Mulheres pescadoras no Quénia: do mar ao ecoturismo devido à crise climática
Nuru Mohammed, 54 anos, lidera um grupo de mulheres que penduram redes de pesca como decoração no seu novo restaurante em Malindi, a nordeste de Mombaça. Em poucos dias abrirá suas portas. “Para nós, mulheres, isso é esperança”, diz ela. “Isso ajudará a sustentar muitas famílias que dependem do oceano há décadas”.
Ao longo da costa da África Oriental, os pescadores estão a reinventar-se. As alterações climáticas, a pesca excessiva e a deterioração dos oceanos ameaçam os seus meios de subsistência. No Quénia, as mulheres transformam mangais restaurados em fontes de rendimento através da apicultura e do ecoturismo. Em Zanzibar, as comunidades protegem os recifes com encerramentos geridos localmente. Em Moçambique, a restauração de ervas marinhas cria empregos.

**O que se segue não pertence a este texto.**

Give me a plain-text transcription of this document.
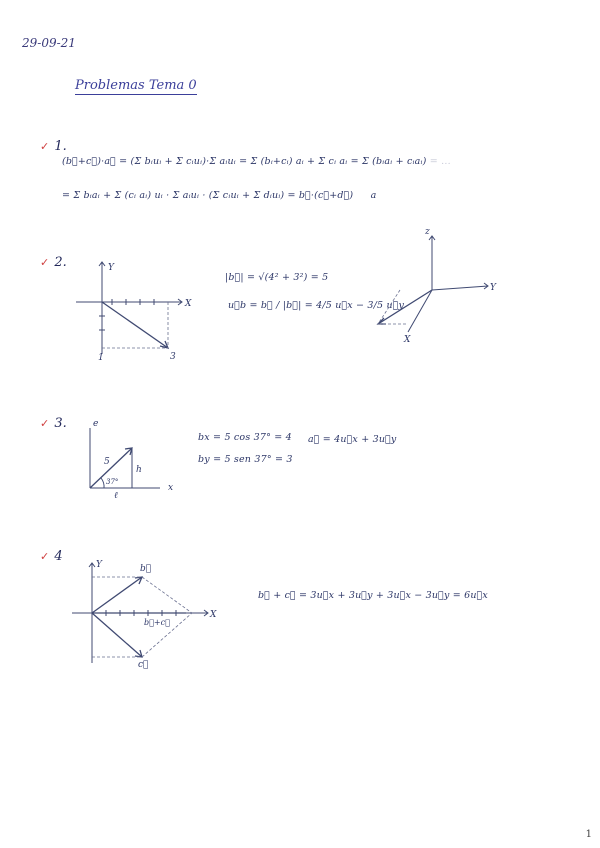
29-09-21
Problemas Tema 0
✓ 1.
(b⃗+c⃗)·a⃗ = (Σ bᵢuᵢ + Σ cᵢuᵢ)·Σ aᵢuᵢ = Σ (bᵢ+cᵢ) aᵢ + Σ cᵢ aᵢ = Σ (bᵢaᵢ + cᵢaᵢ) = ...
= Σ bᵢaᵢ + Σ (cᵢ aᵢ) uᵢ · Σ aᵢuᵢ · (Σ cᵢuᵢ + Σ dᵢuᵢ) = b⃗·(c⃗+d⃗) a
✓ 2.	Y
X
1	3
|b⃗| = √(4² + 3²) = 5
u⃗b = b⃗ / |b⃗| = 4/5 u⃗x − 3/5 u⃗y
z
Y
X
✓ 3.	e
x
5
h
ℓ
37°
bx = 5 cos 37° = 4
by = 5 sen 37° = 3
a⃗ = 4u⃗x + 3u⃗y
✓ 4
Y
X
b⃗
c⃗
b⃗+c⃗
b⃗ + c⃗ = 3u⃗x + 3u⃗y + 3u⃗x − 3u⃗y = 6u⃗x
1
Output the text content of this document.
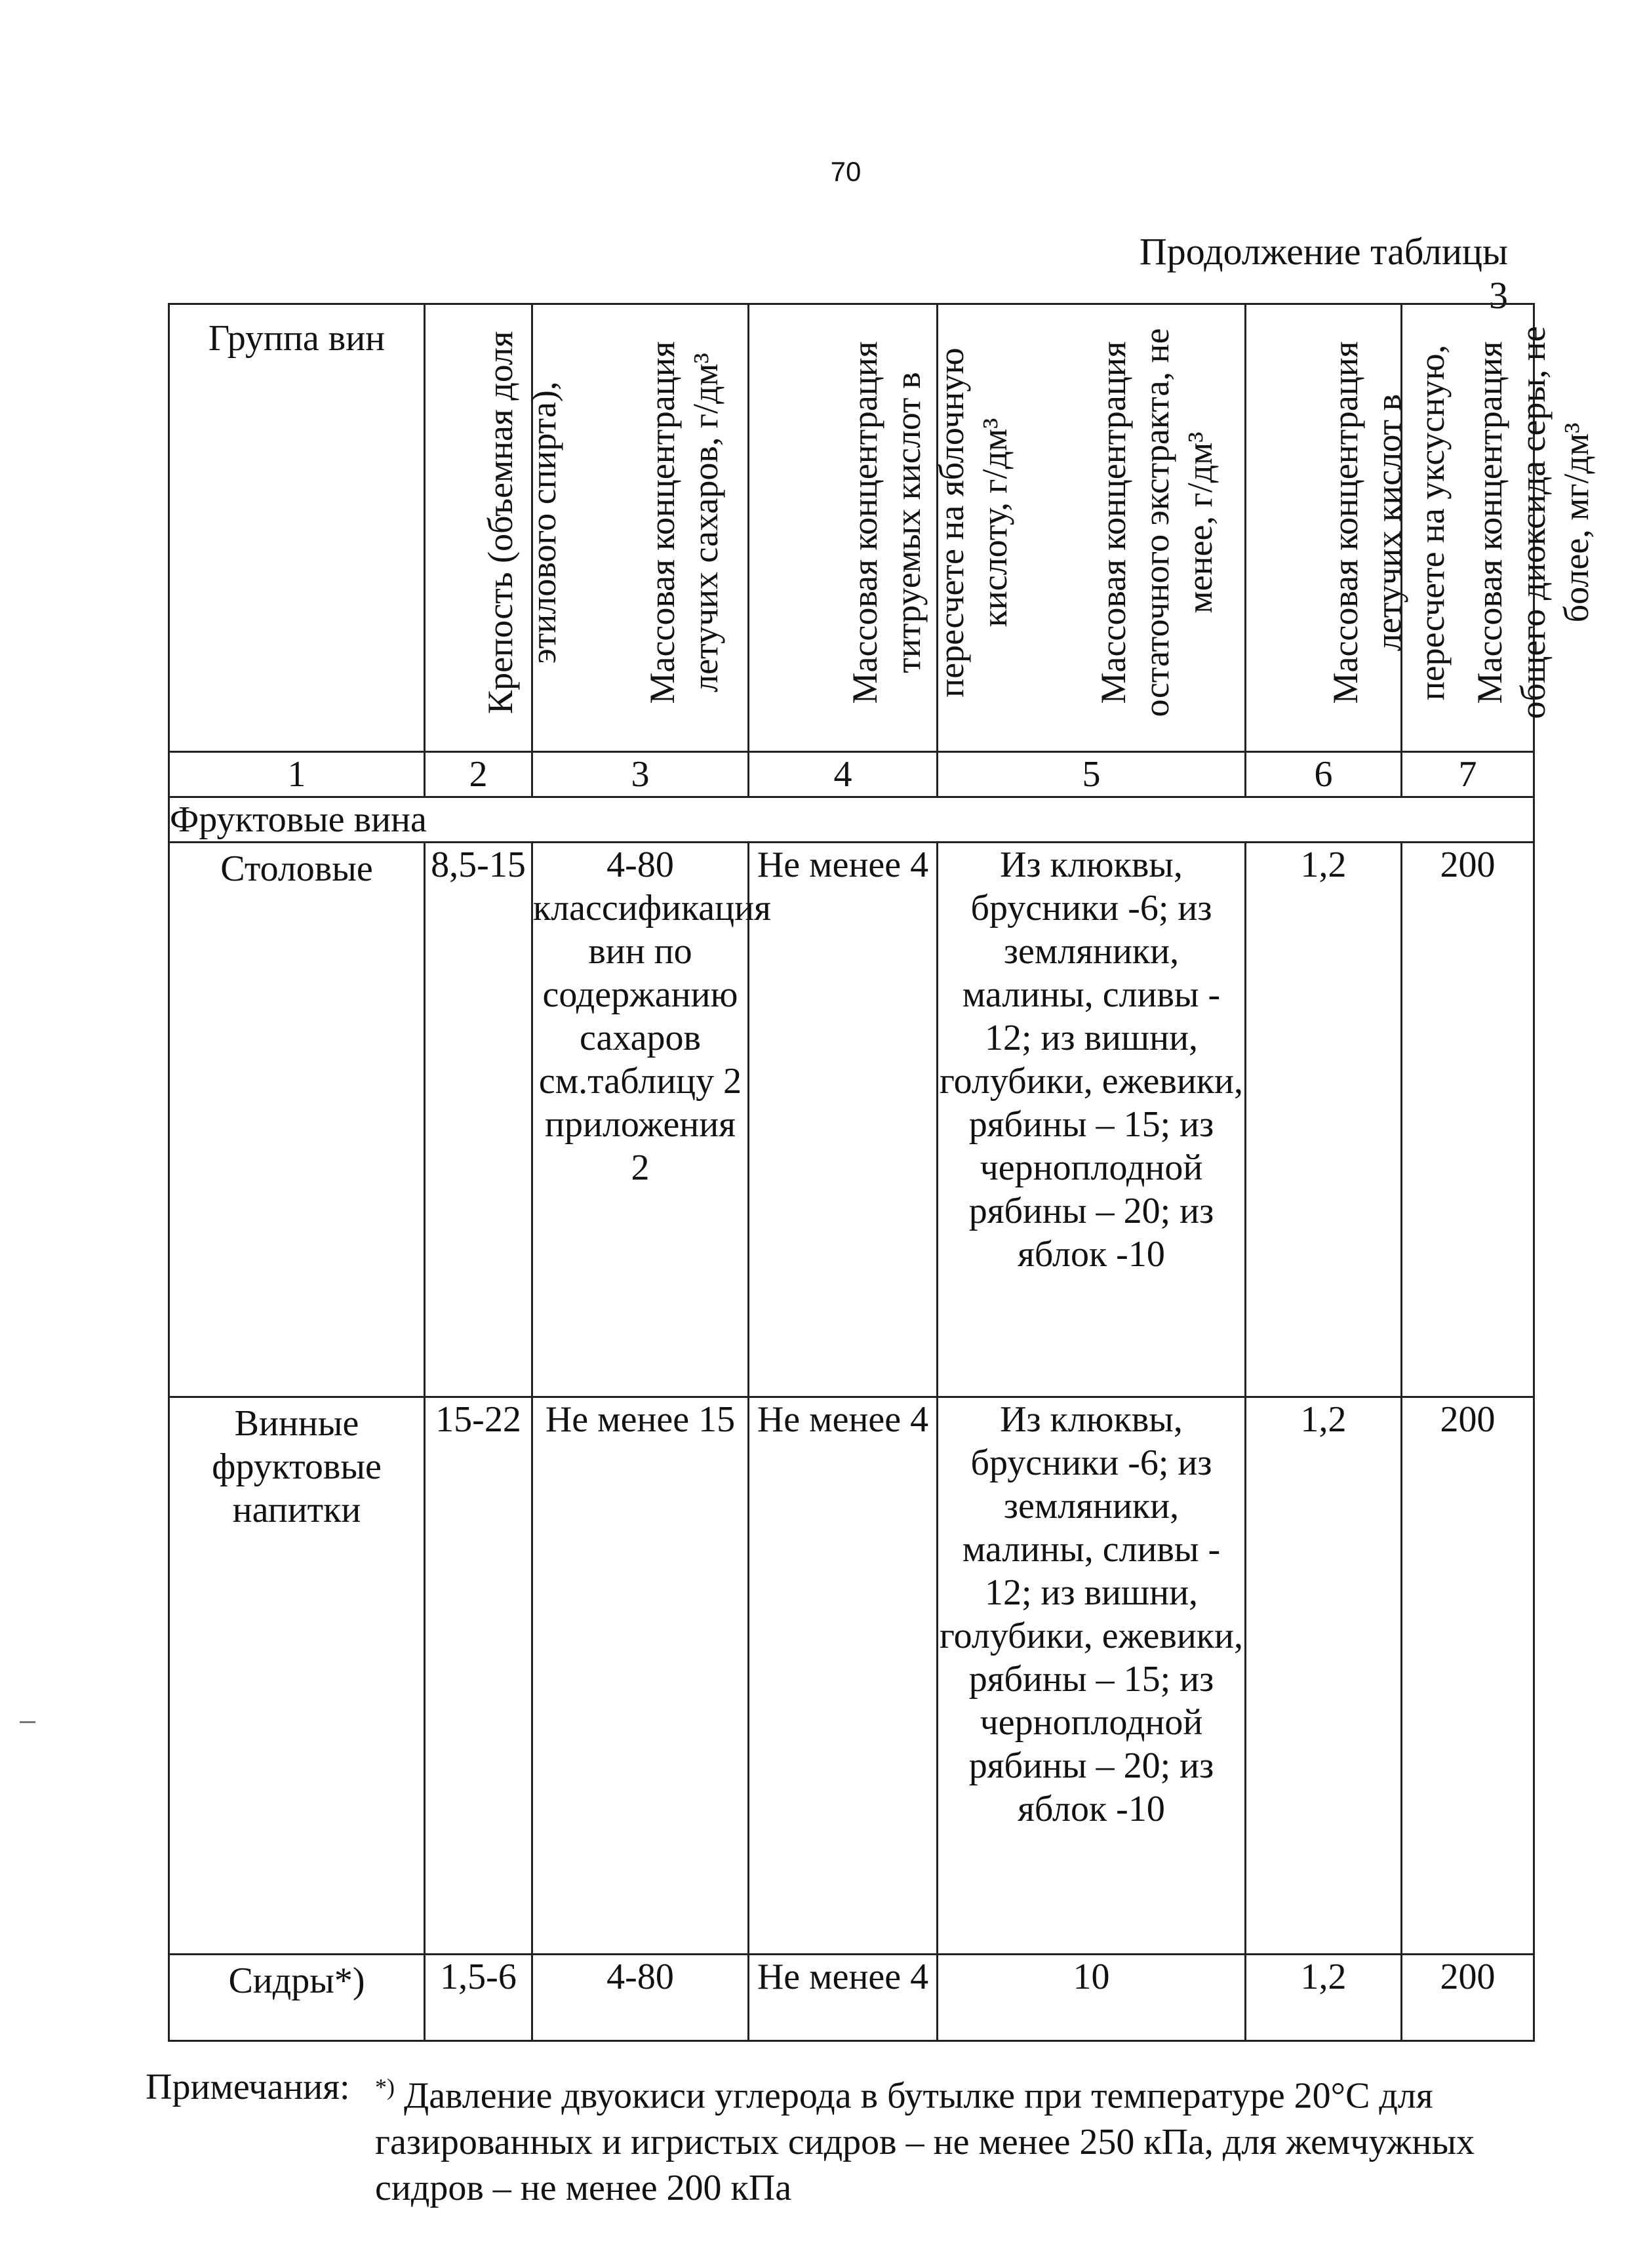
70
Продолжение таблицы 3
Группа вин	Крепость (объемная доля этилового спирта),	Массовая концентрация летучих сахаров, г/дм³	Массовая концентрация титруемых кислот в пересчете на яблочную кислоту, г/дм³	Массовая концентрация остаточного экстракта, не менее, г/дм³	Массовая концентрация летучих кислот в пересчете на уксусную,	Массовая концентрация общего диоксида серы, не более, мг/дм³

1	2	3	4	5	6	7
Фруктовые вина						
Столовые	8,5-15	4-80 классификация вин по содержанию сахаров см.таблицу 2 приложения 2	Не менее 4	Из клюквы, брусники -6; из земляники, малины, сливы - 12; из вишни, голубики, ежевики, рябины – 15; из черноплодной рябины – 20; из яблок -10	1,2	200
Винные фруктовые напитки	15-22	Не менее 15	Не менее 4	Из клюквы, брусники -6; из земляники, малины, сливы - 12; из вишни, голубики, ежевики, рябины – 15; из черноплодной рябины – 20; из яблок -10	1,2	200
Сидры*)	1,5-6	4-80	Не менее 4	10	1,2	200
Примечания: *) Давление двуокиси углерода в бутылке при температуре 20°С для газированных и игристых сидров – не менее 250 кПа, для жемчужных сидров – не менее 200 кПа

“As comunidades que dependem do oceano são também os seus melhores guardiões”, afirma Andréanne Martel, diretora do programa de conservação ReSea. “Quando as populações locais, especialmente as mulheres, lideram a conservação, protegem a biodiversidade e criam meios de subsistência mais resilientes.”
Mohammed diz que os seus barcos foram roubados e que lhe é difícil competir com os arrastões industriais. Uma fábrica de processamento chinesa próxima reflete as mudanças. “Não posso competir com esse poder”, diz ele. “Tem sido difícil. Lutei para continuar pescador, mas acho que é uma batalha que não posso mais vencer.”
A 10 quilómetros de distância, Beatrice Mwanyiro supervisiona um viveiro de mangais e um restaurante para Samahco, um grupo de auto-ajuda de 30 mulheres apoiado pelo governo canadiano. “Temos que nos adaptar. A quantidade de peixes diminui a cada ano. Sem outra fonte de renda não conseguiremos alimentar nossas famílias”, explica.
Mohamed Somo, um líder pesqueiro em Lamu, diz que antes pescavam até 100 quilos de peixe por barco; agora menos de 30. A lei queniana proíbe a pesca de arrasto num raio de 9 quilómetros da costa, mas alguns navios operam mais perto. A pesca ilegal, não declarada e não regulamentada custa 23 mil milhões de dólares anualmente, segundo a FAO.
“Os arrastões pescam em alto mar durante o dia, mas à noite entram nas águas rasas onde nós, trabalhadores artesanais, trabalhamos. De manhã sobra muito pouco”, acrescenta Somo.
Jerry Mang’ena, da Action for Ocean, na Tanzânia, afirma: “As comunidades costeiras estão na linha da frente das alterações climáticas, mas são também impulsionadoras da resiliência. Se quisermos proteger o oceano, temos de investir naqueles que cuidaram dele.”
Na recente Conferência Our Ocean, em Mombaça, as organizações apelaram à ratificação do tratado BBNJ (alto mar), que entrou em vigor em Janeiro e foi assinado por 145 países e ratificado por 81. Aliou Ba, da Greenpeace África, afirma: “O acordo oferece uma oportunidade histórica para proteger o alto mar e combater a pesca ilegal que priva as comunidades de alimentos e rendimentos.